DR. SOPHIA KLEEGMAN /
"No woman whose family is on relief should be discharged from the hospital after having had a baby without the physician and social worker knowing her family situation sufficiently to know whether she needs birth control information, whether she knows how to get it, and insuring that it is made available to her if she wants it. There is a serious lack of education of both physicians and social workers regarding their responsibilities in this area of health and welfare care.

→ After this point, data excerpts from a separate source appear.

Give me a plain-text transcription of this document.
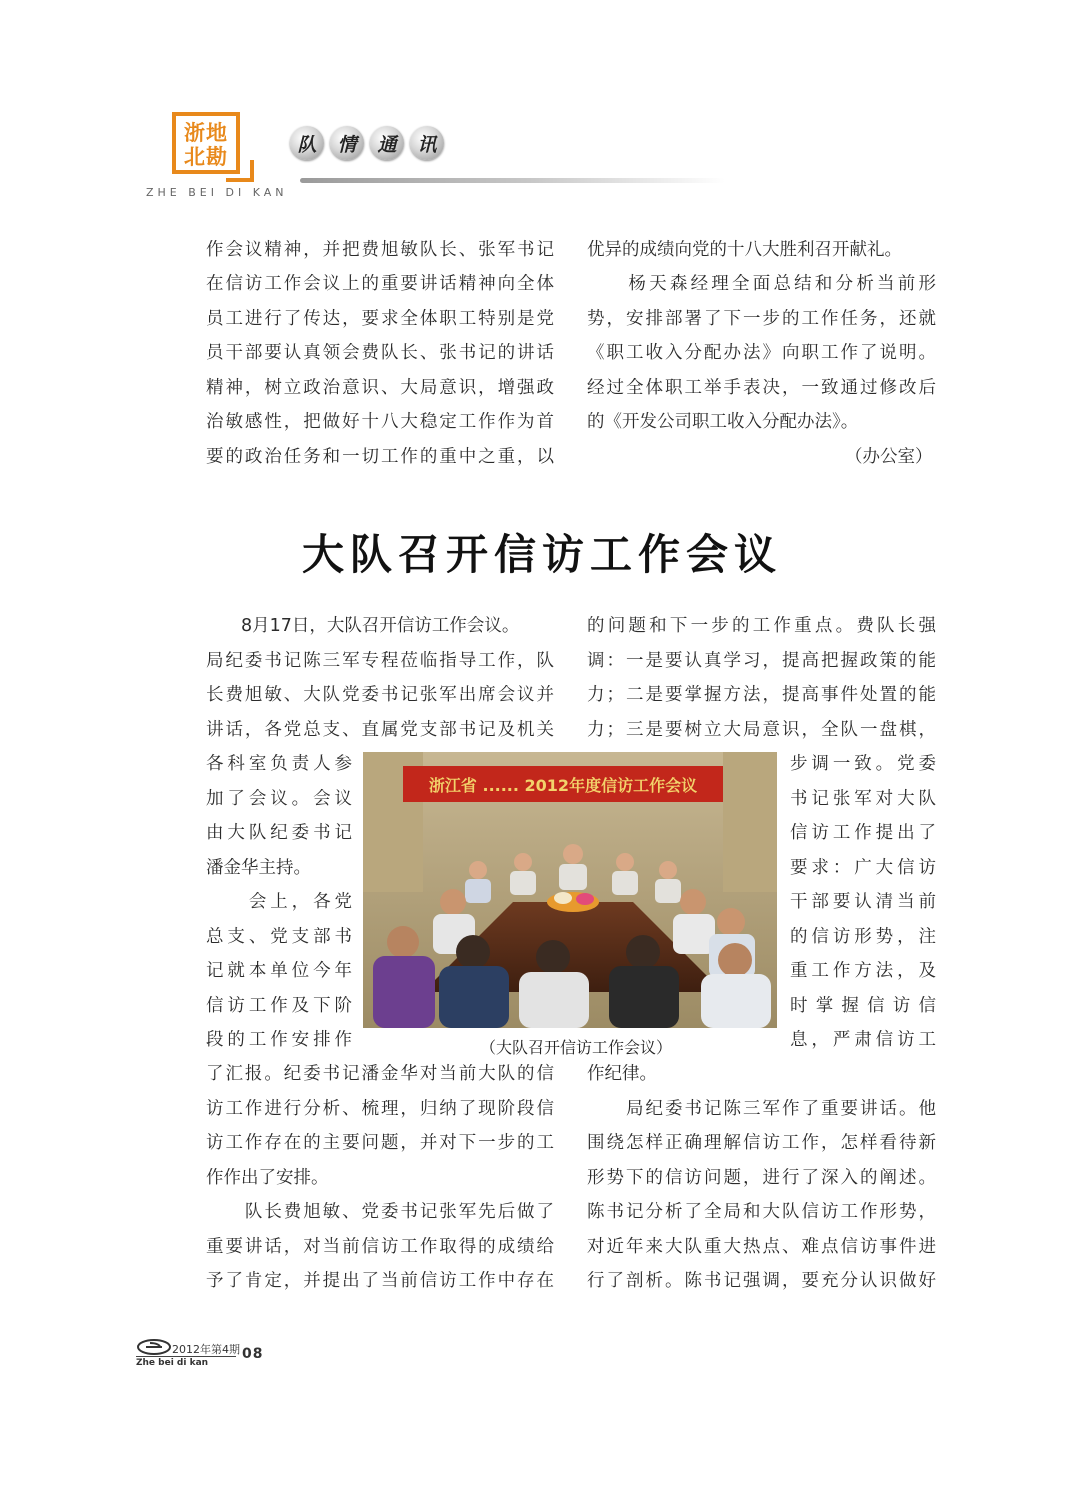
浙地
北勘
ZHE BEI DI KAN
队	情	通	讯
作会议精神，并把费旭敏队长、张军书记
在信访工作会议上的重要讲话精神向全体
员工进行了传达，要求全体职工特别是党
员干部要认真领会费队长、张书记的讲话
精神，树立政治意识、大局意识，增强政
治敏感性，把做好十八大稳定工作作为首
要的政治任务和一切工作的重中之重，以
优异的成绩向党的十八大胜利召开献礼。
　　杨天森经理全面总结和分析当前形
势，安排部署了下一步的工作任务，还就
《职工收入分配办法》向职工作了说明。
经过全体职工举手表决，一致通过修改后
的《开发公司职工收入分配办法》。
（办公室）
大队召开信访工作会议
　　8月17日，大队召开信访工作会议。
局纪委书记陈三军专程莅临指导工作，队
长费旭敏、大队党委书记张军出席会议并
讲话，各党总支、直属党支部书记及机关
各科室负责人参
加了会议。会议
由大队纪委书记
潘金华主持。
　　会上，各党
总支、党支部书
记就本单位今年
信访工作及下阶
段的工作安排作
了汇报。纪委书记潘金华对当前大队的信
访工作进行分析、梳理，归纳了现阶段信
访工作存在的主要问题，并对下一步的工
作作出了安排。
　　队长费旭敏、党委书记张军先后做了
重要讲话，对当前信访工作取得的成绩给
予了肯定，并提出了当前信访工作中存在
的问题和下一步的工作重点。费队长强
调：一是要认真学习，提高把握政策的能
力；二是要掌握方法，提高事件处置的能
力；三是要树立大局意识，全队一盘棋，
步调一致。党委
书记张军对大队
信访工作提出了
要求：广大信访
干部要认清当前
的信访形势，注
重工作方法，及
时掌握信访信
息，严肃信访工
作纪律。
　　局纪委书记陈三军作了重要讲话。他
围绕怎样正确理解信访工作，怎样看待新
形势下的信访问题，进行了深入的阐述。
陈书记分析了全局和大队信访工作形势，
对近年来大队重大热点、难点信访事件进
行了剖析。陈书记强调，要充分认识做好
浙江省 ...... 2012年度信访工作会议
（大队召开信访工作会议）
2012年第4期 08
Zhe bei di kan
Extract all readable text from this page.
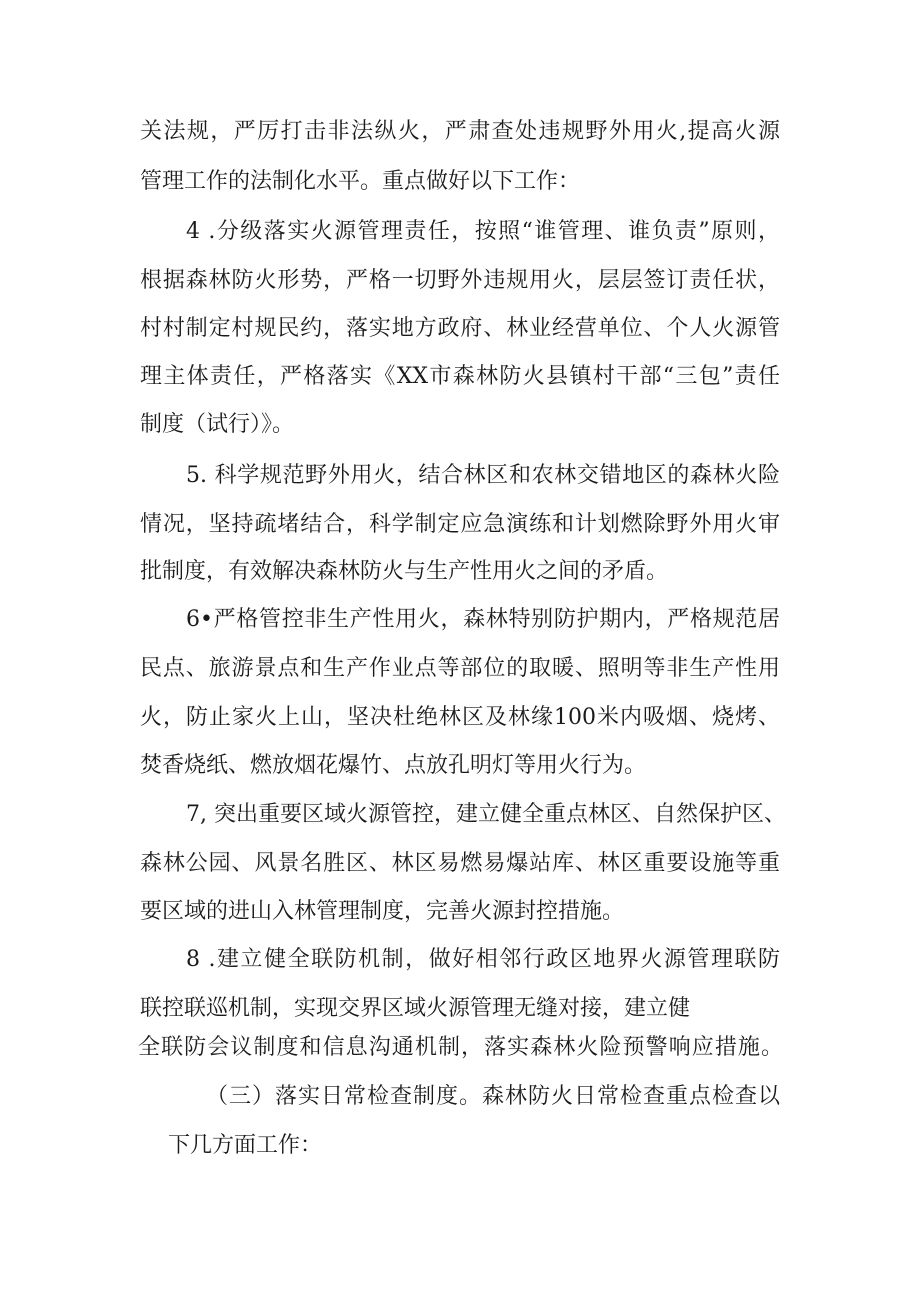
关法规，严厉打击非法纵火，严肃查处违规野外用火,提高火源
管理工作的法制化水平。重点做好以下工作：
4 .分级落实火源管理责任，按照“谁管理、谁负责”原则，
根据森林防火形势，严格一切野外违规用火，层层签订责任状，
村村制定村规民约，落实地方政府、林业经营单位、个人火源管
理主体责任，严格落实《XX市森林防火县镇村干部“三包”责任
制度（试行）》。
5. 科学规范野外用火，结合林区和农林交错地区的森林火险
情况，坚持疏堵结合，科学制定应急演练和计划燃除野外用火审
批制度，有效解决森林防火与生产性用火之间的矛盾。
6•严格管控非生产性用火，森林特别防护期内，严格规范居
民点、旅游景点和生产作业点等部位的取暖、照明等非生产性用
火，防止家火上山，坚决杜绝林区及林缘100米内吸烟、烧烤、
焚香烧纸、燃放烟花爆竹、点放孔明灯等用火行为。
7, 突出重要区域火源管控，建立健全重点林区、自然保护区、
森林公园、风景名胜区、林区易燃易爆站库、林区重要设施等重
要区域的进山入林管理制度，完善火源封控措施。
8 .建立健全联防机制，做好相邻行政区地界火源管理联防
联控联巡机制，实现交界区域火源管理无缝对接，建立健
全联防会议制度和信息沟通机制，落实森林火险预警响应措施。
（三）落实日常检查制度。森林防火日常检查重点检查以
下几方面工作：
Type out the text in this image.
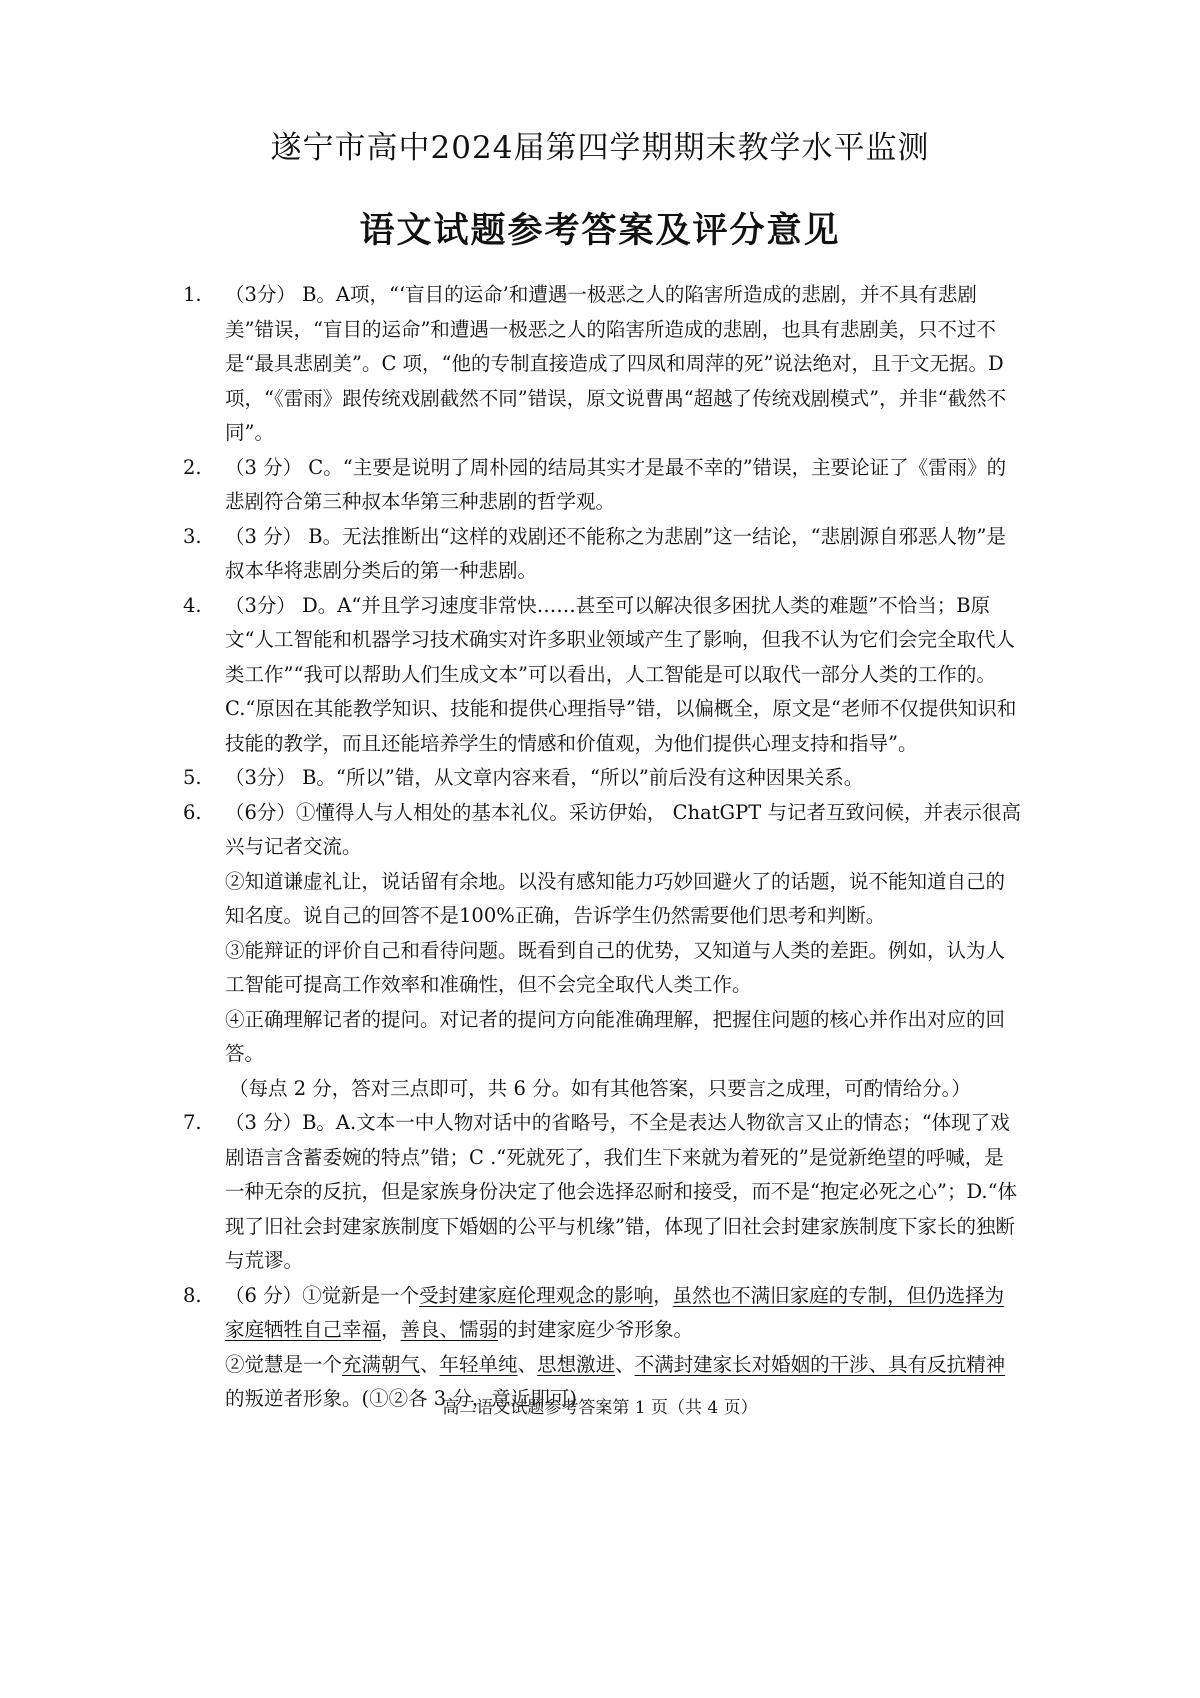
遂宁市高中2024届第四学期期末教学水平监测
语文试题参考答案及评分意见
1. （3分） B。A项，“‘盲目的运命’和遭遇一极恶之人的陷害所造成的悲剧，并不具有悲剧美”错误，“盲目的运命”和遭遇一极恶之人的陷害所造成的悲剧，也具有悲剧美，只不过不是“最具悲剧美”。C 项，“他的专制直接造成了四凤和周萍的死”说法绝对，且于文无据。D项，“《雷雨》跟传统戏剧截然不同”错误，原文说曹禺“超越了传统戏剧模式”，并非“截然不同”。
2. （3 分） C。“主要是说明了周朴园的结局其实才是最不幸的”错误，主要论证了《雷雨》的悲剧符合第三种叔本华第三种悲剧的哲学观。
3. （3 分） B。无法推断出“这样的戏剧还不能称之为悲剧”这一结论，“悲剧源自邪恶人物”是叔本华将悲剧分类后的第一种悲剧。
4. （3分） D。A“并且学习速度非常快……甚至可以解决很多困扰人类的难题”不恰当；B原文“人工智能和机器学习技术确实对许多职业领域产生了影响，但我不认为它们会完全取代人类工作”“我可以帮助人们生成文本”可以看出，人工智能是可以取代一部分人类的工作的。C.“原因在其能教学知识、技能和提供心理指导”错，以偏概全，原文是“老师不仅提供知识和技能的教学，而且还能培养学生的情感和价值观，为他们提供心理支持和指导”。
5. （3分） B。“所以”错，从文章内容来看，“所以”前后没有这种因果关系。
6. （6分）①懂得人与人相处的基本礼仪。采访伊始， ChatGPT 与记者互致问候，并表示很高兴与记者交流。
②知道谦虚礼让，说话留有余地。以没有感知能力巧妙回避火了的话题，说不能知道自己的知名度。说自己的回答不是100%正确，告诉学生仍然需要他们思考和判断。
③能辩证的评价自己和看待问题。既看到自己的优势，又知道与人类的差距。例如，认为人工智能可提高工作效率和准确性，但不会完全取代人类工作。
④正确理解记者的提问。对记者的提问方向能准确理解，把握住问题的核心并作出对应的回答。
（每点 2 分，答对三点即可，共 6 分。如有其他答案，只要言之成理，可酌情给分。）
7. （3 分）B。A.文本一中人物对话中的省略号，不全是表达人物欲言又止的情态；“体现了戏剧语言含蓄委婉的特点”错；C .“死就死了，我们生下来就为着死的”是觉新绝望的呼喊，是一种无奈的反抗，但是家族身份决定了他会选择忍耐和接受，而不是“抱定必死之心”；D.“体现了旧社会封建家族制度下婚姻的公平与机缘”错，体现了旧社会封建家族制度下家长的独断与荒谬。
8. （6 分）①觉新是一个受封建家庭伦理观念的影响，虽然也不满旧家庭的专制，但仍选择为家庭牺牲自己幸福，善良、懦弱的封建家庭少爷形象。
②觉慧是一个充满朝气、年轻单纯、思想激进、不满封建家长对婚姻的干涉、具有反抗精神的叛逆者形象。(①②各 3 分，意近即可)
高二语文试题参考答案第 1 页（共 4 页）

"There should be centers in hospitals or in other places in a community where any woman who wants an abortion should have an Opportunity to go for immediate consultation as early in pregnancy as possible. These consultation centers should be known to all the social welfare agencies who care for women like those presented in this skit. If it is wise for her to continue with her pregnancy, in many instances she could be helped to accept, and eventually even welcome the child. Especially if she were given the needed emotional and economic support, and with the promise that she would be given the advice on how to prevent future unwanted pregnancies. If this woman had had sufficient help during her previous pregnancy, she would not be in her present situation of coming here with an eighth pregnancy which is so unwanted. Many medical centers have a policy that if a couple have five living children and if they request it the woman can have her tubes tied when her sixth is delivered. For older women, this policy is followed if they have four or three living children. Therefore, better education of physicians and social workers would prevent illegal abortions in this group."